Wenn Sie diese Punkte beachten, verkürzen Sie die Bearbeitungszeit oft deutlich und reduzieren Rückfragen. Das entlastet Sie gerade dann, wenn der Schaden ohnehin viel organisatorischen Druck erzeugt.

FAQ: Frostschaden Wasserleitung in Österreich

Zahlt die Versicherung, wenn eine Leitung im Winter einfriert und platzt?

In vielen Fällen ja. Gebäudeschäden laufen meist über die Eigenheimversicherung (Leitungswasser), Schäden am Inventar über die Haushaltsversicherung. Voraussetzung ist, dass keine gravierende Pflichtverletzung vorliegt.

Ist ein Frostschaden auch bei längerer Urlaubsabwesenheit versichert?

Das hängt von den vereinbarten Obliegenheiten ab. Wenn Sie bei Abwesenheit keine ausreichenden Frostschutzmaßnahmen getroffen haben, kann die Leistung gekürzt werden.

Wer zahlt den kaputten Boden nach einem Leitungsbruch?

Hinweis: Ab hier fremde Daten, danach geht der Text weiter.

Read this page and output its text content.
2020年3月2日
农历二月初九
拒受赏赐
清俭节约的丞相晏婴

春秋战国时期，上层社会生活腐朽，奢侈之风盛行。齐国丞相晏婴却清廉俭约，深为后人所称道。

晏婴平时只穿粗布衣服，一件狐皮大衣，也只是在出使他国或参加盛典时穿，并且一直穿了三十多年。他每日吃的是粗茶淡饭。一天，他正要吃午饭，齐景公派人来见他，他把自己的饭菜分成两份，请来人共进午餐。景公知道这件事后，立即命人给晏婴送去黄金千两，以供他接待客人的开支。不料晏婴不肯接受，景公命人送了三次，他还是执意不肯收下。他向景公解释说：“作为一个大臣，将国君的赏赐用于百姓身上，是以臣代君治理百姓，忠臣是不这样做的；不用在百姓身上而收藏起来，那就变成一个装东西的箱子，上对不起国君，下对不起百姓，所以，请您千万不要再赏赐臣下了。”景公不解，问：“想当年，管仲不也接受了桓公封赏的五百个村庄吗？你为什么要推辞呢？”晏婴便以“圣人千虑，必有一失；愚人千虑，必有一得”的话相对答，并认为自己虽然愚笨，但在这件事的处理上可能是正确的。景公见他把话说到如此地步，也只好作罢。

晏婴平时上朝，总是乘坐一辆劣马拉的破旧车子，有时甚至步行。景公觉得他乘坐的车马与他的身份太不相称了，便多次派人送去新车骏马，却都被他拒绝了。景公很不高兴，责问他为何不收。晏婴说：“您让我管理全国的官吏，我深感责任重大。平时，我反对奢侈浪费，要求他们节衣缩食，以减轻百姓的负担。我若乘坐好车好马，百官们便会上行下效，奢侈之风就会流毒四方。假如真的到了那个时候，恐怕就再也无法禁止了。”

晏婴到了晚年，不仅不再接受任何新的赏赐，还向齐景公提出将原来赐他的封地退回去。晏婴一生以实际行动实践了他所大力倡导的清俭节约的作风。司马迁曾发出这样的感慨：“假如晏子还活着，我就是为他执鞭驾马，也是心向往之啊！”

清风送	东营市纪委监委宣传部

Ist der Boden Teil des Gebäudes (z. B. fix verlegter Parkett), übernimmt häufig die Gebäude-/Eigenheimdeckung. Bewegliche Sachen fallen eher in die Haushaltsversicherung.

Welche Unterlagen sollte ich bei der Schadensmeldung einreichen?

Hilfreich sind Fotos/Videos, eine kurze Chronologie, Handwerkerrechnungen, Notdienstbelege und – wenn vorhanden – Nachweise zu Heiz- oder Kontrollmaßnahmen.

Gilt Frostschaden an Außenleitungen ebenfalls?

Teilweise ja, aber gerade bei Außenleitungen prüfen Versicherer besonders streng, ob Entleerung und Frostschutz ordnungsgemäß erfolgt sind.